The EDPS and the network of DPOs of the EU institutions held its 48th meeting on 11 December 2020. Our second online meeting since the outbreak of the COVID-19 pandemic coincided with the second anniversary of the EUDPR and focussed on the issue of international data transfers further to the “Schrems II” Judgement.

In this landmark decision, the CJEU has defined clear roles and responsibilities for all, including supervisory authorities such as the EDPS. Therefore, colleagues from the Supervision and Enforcement Unit (S&E) presented the EDPS Strategy for EUIs to comply with the “Schrems II” ruling. This strategy follows closely the EDPB’s guidance in this regard.

As the first step of this compliance strategy, the EDPS ordered EUIs to provide information on certain categories of international transfers on 5 October 2020. I am happy to report that this EDPS order was complied with in a diligently and timely manner, showing that the majority of EUIs recognised the importance of this exercise.

The meeting with the DPO network was therefore a great opportunity to collect feedback from DPOs and to address in detail some technical issues (e.g. the practical consequences for existing and new contracts, how to conduct Transfer Impact Assessments (TIAs), or the margin of manoeuvre with regard to the use of derogations or supplementary measures). 

We are fully aware of the fact that the implementation of the “Schrems II” Judgment presents some serious challenges for EU institutions. As Head of Administration of the EDPS, I am particularly aware of this as I also responded to the order by the Supervisor with the assistance of the DPO of the EDPS.

My colleagues from the Supervision and Enforcement team (S&E) are currently analysing the responses received. This will take some time and even though everybody is eager to see the results, it would not be wise to jump to any conclusions too early. Meanwhile, to facilitate the process, the EDPS is committed to issue guidance shortly on how to carry out Transfer Impact Assessments (TIAs). This is an important step to identify whether an essentially equivalent level of protection is available in the third country of destination and, where appropriate, identify effective supplementary measures, in compliance with the EDPB Recommendations.

Beyond the technical complexity of this exercise, and irrespective of any political considerations which have very little to do with the tasks and responsibilities of the EDPS, our Supervisor, Wojciech Wiewiorowski, shared with the DPO community his deep belief that this strategy of compliance is a joint venture between the EDPS and data controllers in the EU institutions. The role of all DPOs is vital to identify smart and pragmatic compliance solutions.

Moving on to the second part of the meeting, a session on “Technology, Privacy in 2020 and beyond - a futuristic retrospective”, provided DPOs with a review of the tech challenges impacting the protection of personal data and privacy, as well as an overview of what 2021 may bring in this area.

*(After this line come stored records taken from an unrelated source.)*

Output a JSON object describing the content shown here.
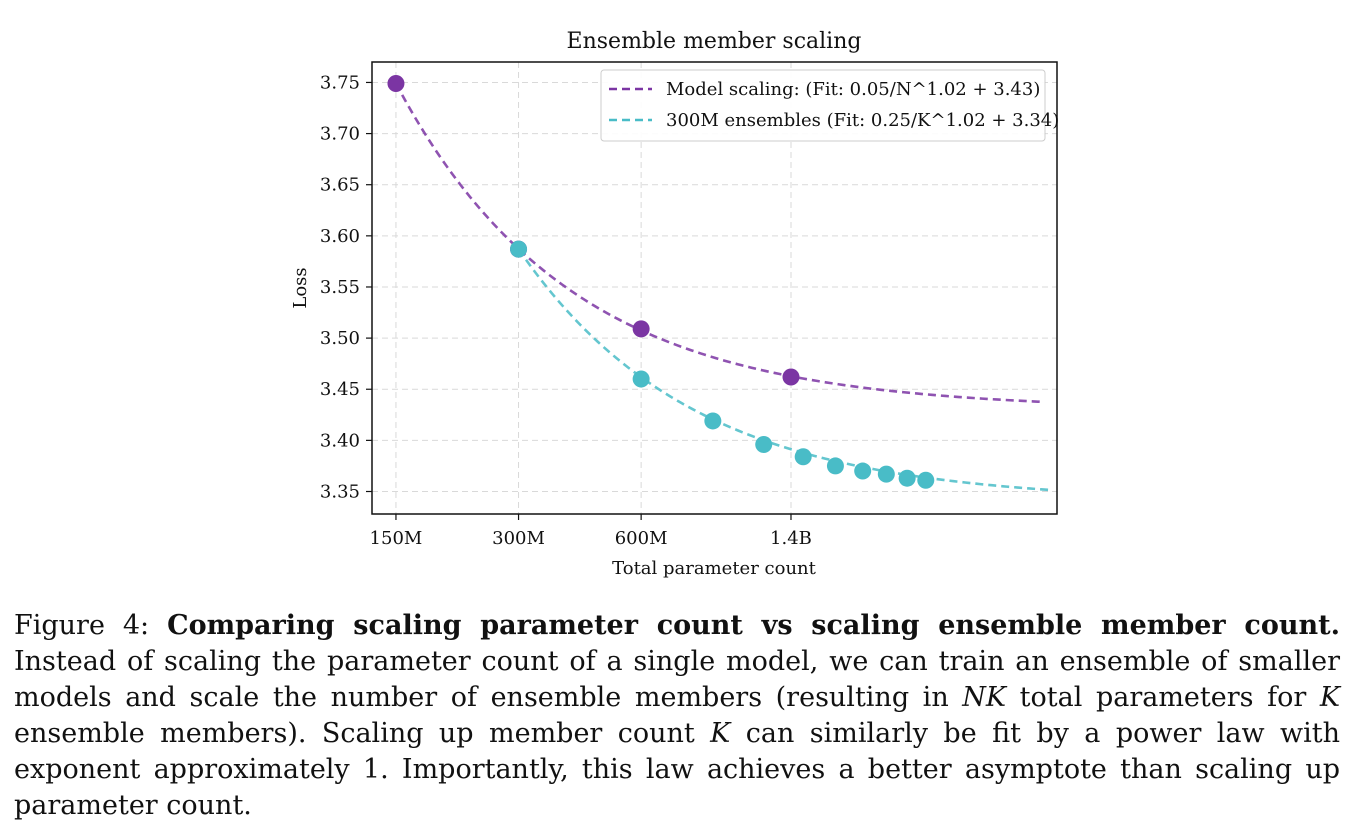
{
  "caption": {
    "label": "Figure 4:",
    "bold_title": "Comparing scaling parameter count vs scaling ensemble member count.",
    "t1": " Instead of scaling the parameter count of a single model, we can train an ensemble of smaller models and scale the number of ensemble members (resulting in ",
    "m1": "NK",
    "t2": " total parameters for ",
    "m2": "K",
    "t3": " ensemble members). Scaling up member count ",
    "m3": "K",
    "t4": " can similarly be fit by a power law with exponent approximately 1. Importantly, this law achieves a better asymptote than scaling up parameter count."
  },
  "chart_data": {
    "type": "scatter",
    "title": "Ensemble member scaling",
    "xlabel": "Total parameter count",
    "ylabel": "Loss",
    "x_scale": "log",
    "x_unit": "millions of parameters",
    "xlim": [
      131,
      6300
    ],
    "ylim": [
      3.328,
      3.77
    ],
    "xticks": [
      {
        "value": 150,
        "label": "150M"
      },
      {
        "value": 300,
        "label": "300M"
      },
      {
        "value": 600,
        "label": "600M"
      },
      {
        "value": 1400,
        "label": "1.4B"
      }
    ],
    "yticks": [
      3.35,
      3.4,
      3.45,
      3.5,
      3.55,
      3.6,
      3.65,
      3.7,
      3.75
    ],
    "grid": true,
    "legend_position": "top-right",
    "colors": {
      "model": "#7b35a3",
      "ensemble": "#49bcc7"
    },
    "series": [
      {
        "name": "Model scaling: (Fit: 0.05/N^1.02 + 3.43)",
        "points": [
          {
            "x": 150,
            "y": 3.749
          },
          {
            "x": 300,
            "y": 3.587
          },
          {
            "x": 600,
            "y": 3.509
          },
          {
            "x": 1400,
            "y": 3.462
          }
        ],
        "fit": {
          "a": 0.05,
          "b": 1.02,
          "c": 3.43,
          "x_range": [
            150,
            5800
          ]
        }
      },
      {
        "name": "300M ensembles (Fit: 0.25/K^1.02 + 3.34)",
        "points": [
          {
            "x": 300,
            "y": 3.587
          },
          {
            "x": 600,
            "y": 3.46
          },
          {
            "x": 900,
            "y": 3.419
          },
          {
            "x": 1200,
            "y": 3.396
          },
          {
            "x": 1500,
            "y": 3.384
          },
          {
            "x": 1800,
            "y": 3.375
          },
          {
            "x": 2100,
            "y": 3.37
          },
          {
            "x": 2400,
            "y": 3.367
          },
          {
            "x": 2700,
            "y": 3.363
          },
          {
            "x": 3000,
            "y": 3.361
          }
        ],
        "fit": {
          "a": 0.25,
          "b": 1.02,
          "c": 3.34,
          "x_range": [
            300,
            6000
          ]
        }
      }
    ]
  }
}
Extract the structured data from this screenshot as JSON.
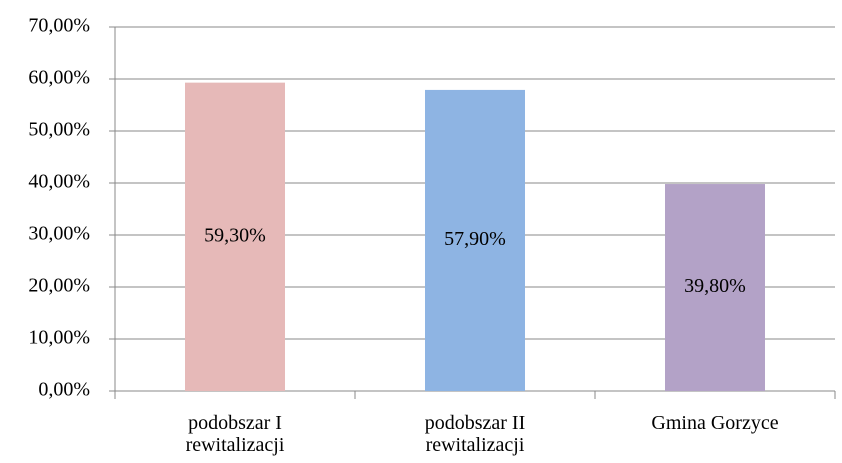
{
  "chart_data": {
    "type": "bar",
    "categories": [
      "podobszar I rewitalizacji",
      "podobszar II rewitalizacji",
      "Gmina Gorzyce"
    ],
    "values": [
      59.3,
      57.9,
      39.8
    ],
    "value_labels": [
      "59,30%",
      "57,90%",
      "39,80%"
    ],
    "colors": [
      "#e6b9b8",
      "#8eb4e3",
      "#b3a2c7"
    ],
    "ylim": [
      0,
      70
    ],
    "yticks": [
      {
        "value": 0,
        "label": "0,00%"
      },
      {
        "value": 10,
        "label": "10,00%"
      },
      {
        "value": 20,
        "label": "20,00%"
      },
      {
        "value": 30,
        "label": "30,00%"
      },
      {
        "value": 40,
        "label": "40,00%"
      },
      {
        "value": 50,
        "label": "50,00%"
      },
      {
        "value": 60,
        "label": "60,00%"
      },
      {
        "value": 70,
        "label": "70,00%"
      }
    ],
    "grid": true
  }
}
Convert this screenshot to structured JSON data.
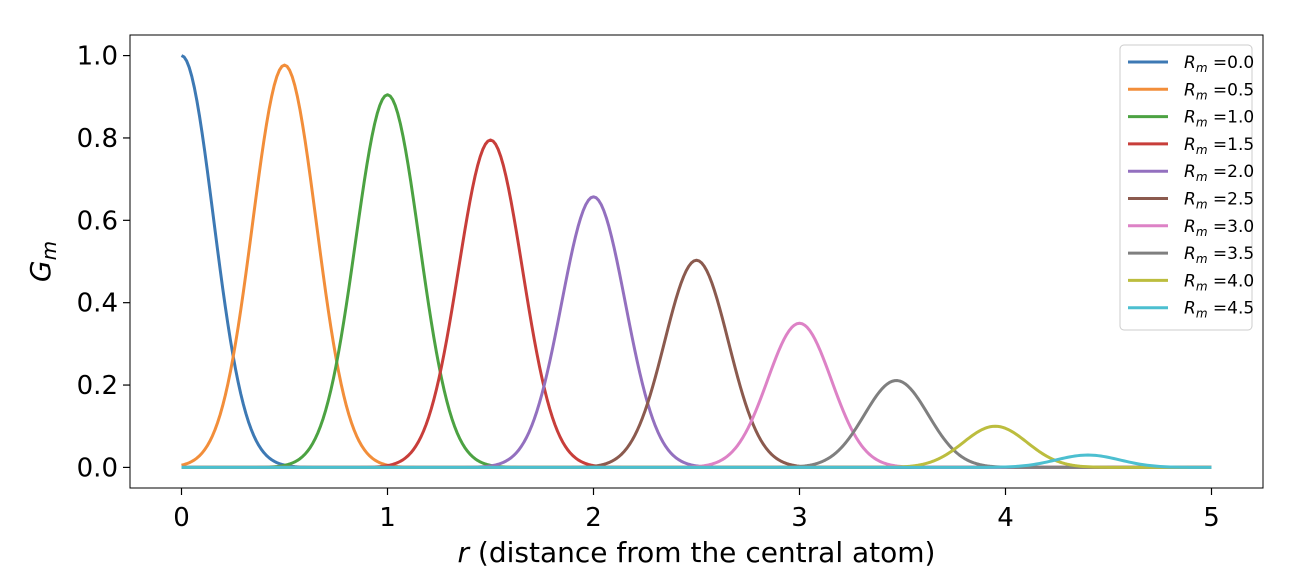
{
  "chart_data": {
    "type": "line",
    "title": "",
    "xlabel_var": "r",
    "xlabel_rest": " (distance from the central atom)",
    "ylabel_main": "G",
    "ylabel_sub": "m",
    "xlim": [
      -0.25,
      5.25
    ],
    "ylim": [
      -0.05,
      1.05
    ],
    "xticks": [
      0,
      1,
      2,
      3,
      4,
      5
    ],
    "yticks": [
      0.0,
      0.2,
      0.4,
      0.6,
      0.8,
      1.0
    ],
    "xtick_labels": [
      "0",
      "1",
      "2",
      "3",
      "4",
      "5"
    ],
    "ytick_labels": [
      "0.0",
      "0.2",
      "0.4",
      "0.6",
      "0.8",
      "1.0"
    ],
    "grid": false,
    "legend_position": "top-right",
    "legend_prefix_main": "R",
    "legend_prefix_sub": "m",
    "legend_equals": " =",
    "curve_form": "gaussian",
    "x_domain": [
      0,
      5
    ],
    "series": [
      {
        "name": "0.0",
        "center": 0.0,
        "peak": 1.0,
        "sigma": 0.155,
        "color": "#3d79b4"
      },
      {
        "name": "0.5",
        "center": 0.5,
        "peak": 0.977,
        "sigma": 0.155,
        "color": "#f28e3a"
      },
      {
        "name": "1.0",
        "center": 1.0,
        "peak": 0.905,
        "sigma": 0.155,
        "color": "#4ca242"
      },
      {
        "name": "1.5",
        "center": 1.5,
        "peak": 0.795,
        "sigma": 0.155,
        "color": "#c83e3a"
      },
      {
        "name": "2.0",
        "center": 2.0,
        "peak": 0.657,
        "sigma": 0.155,
        "color": "#9370bf"
      },
      {
        "name": "2.5",
        "center": 2.5,
        "peak": 0.503,
        "sigma": 0.155,
        "color": "#8b5a4e"
      },
      {
        "name": "3.0",
        "center": 3.0,
        "peak": 0.35,
        "sigma": 0.155,
        "color": "#dd82c6"
      },
      {
        "name": "3.5",
        "center": 3.47,
        "peak": 0.211,
        "sigma": 0.155,
        "color": "#7f7f7f"
      },
      {
        "name": "4.0",
        "center": 3.95,
        "peak": 0.1,
        "sigma": 0.155,
        "color": "#bcbd3e"
      },
      {
        "name": "4.5",
        "center": 4.4,
        "peak": 0.03,
        "sigma": 0.155,
        "color": "#4cbfd0"
      }
    ]
  }
}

I found this second part of the meeting not only refreshing but also very relevant as EU institutions, including the EDPS, are currently embarking on an accelerated process of modernisation, which presents some challenges from a data protection viewpoint but it is also full of exciting opportunities. We should never forget that data protection is about protecting and empowering people, not about creating unnecessary obstacles to legitimatise modernisation attempts.    

As Director of the EDPS, I must abide by the highest standards of data protection and accountability, drawing on my own experience as a senior manager but also on the feedback and loyal cooperation from other EU institutions and service providers. The contracts and service level agreements concluded with them are necessary for our small organisation to be able to fulfil its tasks.

In this regard, I salute the continued cooperation between the EDPS and the DPOs of the 68 EU institutions and bodies and I look forward to meeting them in person as well as many of the readers of this blogpost with whom I have had the privilege to work or exchange views in the past.

Happy Christmas and all the best for 2021 and please remember to #SSS: StayStrong&Safe.